Quirke next wrote a memoir published in the United States as Choking on Marlon Brando and in England as Madame Depardieu and the Beautiful Strangers. She writes of seeing Marlon Brando in A Streetcar Named Desire on the family television as a ten-year-old, and her resulting episode of hyperventilation that was serious enough that her parents called an ambulance. As an adult she reviewed films for a small left-wing journal, which combined her need for work and her passion. In her book Quirke writes of the actors who have made the greatest impression on her, including Robert Mitchum, for his "genius for standing still"; Russell Crowe, "Look at his mass and velocity in LA Confidential: the heaviness of his thought process, the speed of his temper"; and Christopher Walken, "the cut in his lip is like the V of a child-drawn seagull." She also reveals her impressions of Al Pacino, James Dean, Humphrey Bogart, and others. Quirke writes of her own life and the men in it, but the British title reflects her fantasy of being the wife of French actor Gerard Depardieu.

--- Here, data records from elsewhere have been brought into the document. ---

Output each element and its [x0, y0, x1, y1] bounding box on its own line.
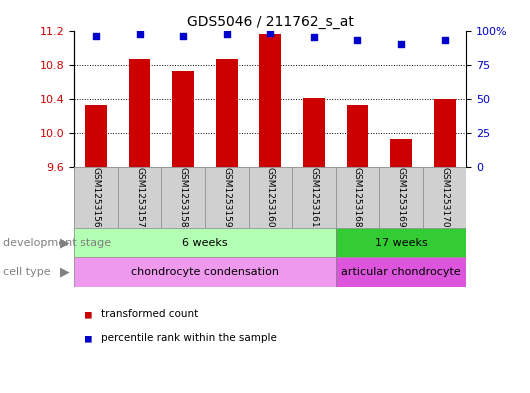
Point [440, 37, 449, 43]
Text: 6 weeks: 6 weeks [182, 238, 228, 248]
Bar [347, 105, 368, 167]
Bar [303, 97, 325, 167]
Text: GSM1253168: GSM1253168 [353, 167, 362, 228]
Bar [161, 167, 205, 228]
Text: 17 weeks: 17 weeks [375, 238, 427, 248]
Bar [74, 167, 118, 228]
Bar [434, 99, 455, 167]
Title: GDS5046 / 211762_s_at: GDS5046 / 211762_s_at [187, 15, 354, 29]
Bar [335, 257, 466, 287]
Bar [249, 167, 292, 228]
Text: GSM1253157: GSM1253157 [135, 167, 144, 228]
Bar [205, 167, 249, 228]
Text: cell type: cell type [3, 267, 50, 277]
Bar [129, 59, 151, 167]
Point [223, 31, 231, 37]
Bar [292, 167, 335, 228]
Text: chondrocyte condensation: chondrocyte condensation [131, 267, 279, 277]
Text: transformed count: transformed count [101, 309, 198, 320]
Point [135, 31, 144, 37]
Bar [379, 167, 423, 228]
Text: GSM1253169: GSM1253169 [396, 167, 405, 228]
Bar [216, 59, 237, 167]
Bar [172, 71, 194, 167]
Point [266, 29, 275, 36]
Point [310, 34, 318, 40]
Text: articular chondrocyte: articular chondrocyte [341, 267, 461, 277]
Text: ■: ■ [85, 309, 92, 320]
Text: GSM1253159: GSM1253159 [222, 167, 231, 228]
Text: GSM1253160: GSM1253160 [266, 167, 275, 228]
Text: GSM1253158: GSM1253158 [179, 167, 188, 228]
Bar [118, 167, 161, 228]
Text: ■: ■ [85, 333, 92, 343]
Bar [74, 228, 335, 257]
Point [397, 40, 405, 47]
Point [92, 32, 100, 39]
Text: ▶: ▶ [60, 266, 69, 279]
Point [353, 37, 361, 43]
Text: GSM1253161: GSM1253161 [310, 167, 319, 228]
Text: development stage: development stage [3, 238, 111, 248]
Bar [85, 105, 107, 167]
Bar [259, 34, 281, 167]
Bar [423, 167, 466, 228]
Text: GSM1253170: GSM1253170 [440, 167, 449, 228]
Text: GSM1253156: GSM1253156 [92, 167, 101, 228]
Text: ▶: ▶ [60, 236, 69, 249]
Point [179, 32, 188, 39]
Bar [335, 167, 379, 228]
Bar [74, 257, 335, 287]
Bar [335, 228, 466, 257]
Bar [390, 139, 412, 167]
Text: percentile rank within the sample: percentile rank within the sample [101, 333, 277, 343]
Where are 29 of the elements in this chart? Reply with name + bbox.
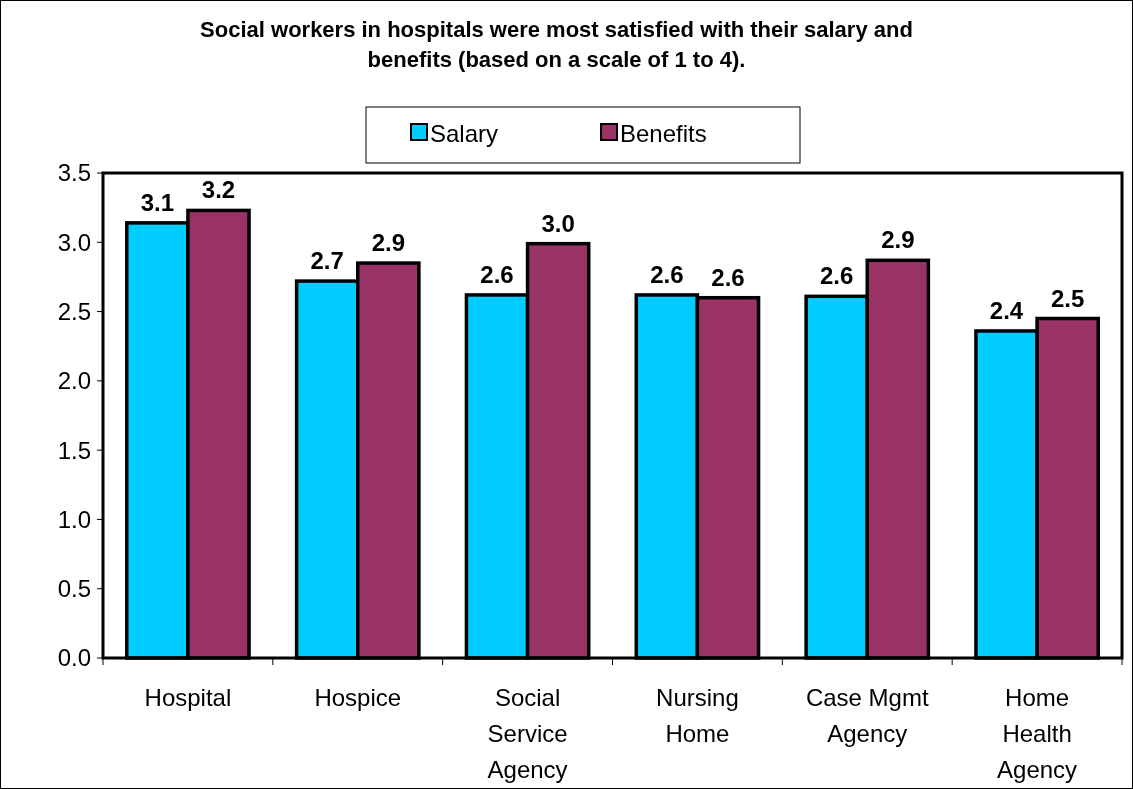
x-tick-label: Hospital [144,684,232,711]
y-tick-label: 2.0 [57,367,91,395]
y-tick-label: 1.5 [57,436,91,464]
y-tick-label: 0.0 [57,644,91,672]
x-tick-label: Hospice [314,684,402,711]
y-tick-label: 1.0 [57,505,91,533]
data-label: 2.6 [819,262,854,290]
data-label: 3.0 [541,209,575,237]
x-tick-label: Home Health Agency [997,684,1078,783]
x-tick-label: Nursing Home [656,684,739,747]
data-label: 2.4 [989,296,1024,324]
data-label: 2.6 [711,263,745,291]
data-label: 3.2 [201,176,236,204]
data-label: 2.5 [1050,284,1085,312]
y-tick-label: 2.5 [57,297,91,325]
data-label: 2.9 [371,229,406,257]
data-label: 2.6 [480,260,514,288]
legend-label: Benefits [620,120,707,147]
legend-label: Salary [430,120,499,147]
y-tick-label: 3.0 [57,228,91,256]
x-tick-label: Case Mgmt Agency [805,684,929,747]
data-label: 2.6 [650,260,684,288]
y-tick-label: 0.5 [57,575,91,603]
data-label: 3.1 [140,188,175,216]
chart-title: Social workers in hospitals were most satisfied with their salary and benefits (based on a scale of 1 to 4). [200,17,913,72]
data-label: 2.7 [310,247,344,275]
data-label: 2.9 [881,226,915,254]
x-tick-label: Social Service Agency [487,684,568,783]
y-tick-label: 3.5 [57,159,91,187]
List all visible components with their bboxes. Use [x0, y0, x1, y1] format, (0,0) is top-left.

In reviewing the memoir for the London Times, Kate Saunders described it as being "beautifully written, shamelessly honest and deeply comical…. Quirke is a young film critic of eccentric brilliance—she lives and breathes film, and she cannot stop living her life through a viewfinder, as if she could see it printed on celluloid."

BIOGRAPHICAL AND CRITICAL SOURCES:

BOOKS

Quirke, Antonia, Choking on Marlon Brando, Overlook Press (New York, NY), 2007, published as Madame Depardieu and the Beautiful Strangers, Fourth Estate (London, England), 2007.

PERIODICALS

Kirkus Reviews, April 15, 2007, review of Choking on Marlon Brando.

Metro, spring, 2004, Jamie Forbes, review of Jaws, p. 167.

Sight and Sound, June, 2007, Charles Whitehouse, review of Madame Depardieu and the Beautiful Strangers, p. 93.

Times Literary Supplement, May 18, 2007, Sheena Joughin, review of Madame Depardieu and the Beautiful Strangers, p. 29.